Musicisti improbabili in corea 2016 Alberto Granucci

Non so come avrei fatto senza Canva! Un breve racconto

Organizzo un grosso evento di cinque giorni, il grafico si tira indietro all’ultimo momento e mi ritrovo a dover fare la locandina da solo: meno male c’era Canva!

Devo ammettere che ero sempre stato un po’ scettico a riguardo. Non che non mi fidi di quello che si dice in giro, anzi. Ci mancherebbe. Mi informo sempre volentieri e mi fido di amici e colleghi quando parlano bene di servizi trovati in rete, ma per alcune cose resto sempre un po’ scettico. Poi, al momento del bisogno, mi son ritrovato con il mio caro GIMP davanti ed un progetto completamente vuoto (bianco) davanti.

A quel punto non ho potuto far altro che fare una bella ricerca su Google e a parte il carissimo Aranzulla in costante pole position ho deciso di spulciare una ad una tutte le varie proposte per cercare la soluzione semplice al mio problema. Un classico del ventunesimo secolo! Grazie mille USA.

Dopo un’oretta di prove after-registrazioni ed email di conferme (chiaramente con indirizzi email fittizi che mai nella vita userei manco per raccogliere i punti della PAM) arriva il turno di Canva. Già la schermata iniziale attira. Attira molto. Mi registro volentieri. Davvero.

L’interfaccia utente è gradevole e al primo utilizzo c’è un breve intro che cerca (sì, cerca) di spiegare come utilizzare le varie funzioni. Io, da bravo nerd, non ho bisogno di istruzioni, figuriamoci. Così salto direttamente all’utilizzo. Poi torno indietro e guardo la dimostrazione.

A quel punto lo smanettone che è in me è venuto fuori.
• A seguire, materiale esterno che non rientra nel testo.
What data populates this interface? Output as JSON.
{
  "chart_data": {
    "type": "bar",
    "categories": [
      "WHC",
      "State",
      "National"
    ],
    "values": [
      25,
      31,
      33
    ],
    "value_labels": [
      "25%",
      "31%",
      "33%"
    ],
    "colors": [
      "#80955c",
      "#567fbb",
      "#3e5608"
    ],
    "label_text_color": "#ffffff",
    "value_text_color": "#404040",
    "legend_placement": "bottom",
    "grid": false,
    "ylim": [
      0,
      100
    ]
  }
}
Gli occhi hanno iniziato a brillarmi ed ho cominciato a provare e provare le mille possibili combinazioni, a cercare il concept che mi serviva per creare qualcosa che avesse un senso. Una volta trovato, ovvero il logo che attraverso i baloon “racconta” che cosa succede al festival, è bastato basarmi sul mio gusto personale e creare quello che avevo in testa.

Chiaramente un grafico avrebbe fatto meglio, che discorsi! Non pretendo di aver fatto un lavoro eccelso, ma una sufficienza credo di meritarmela. Quel centinaio di manifesti 70×100 che sono stati affissi nel mio paesone di 160mila abitanti che è Livorno faranno una buona figura ed il livornese medio se li potrà gustare senza schifarsi troppo. Questo concedetemelo.

Oltretutto, quando ho fatto la conferenza stampa in Comune con l’assessore alla cultura, i giornalisti locali e i miei amici dell’Associazione Aeroc ne abbiamo portati e sono stati accolti bene in tutti i formati!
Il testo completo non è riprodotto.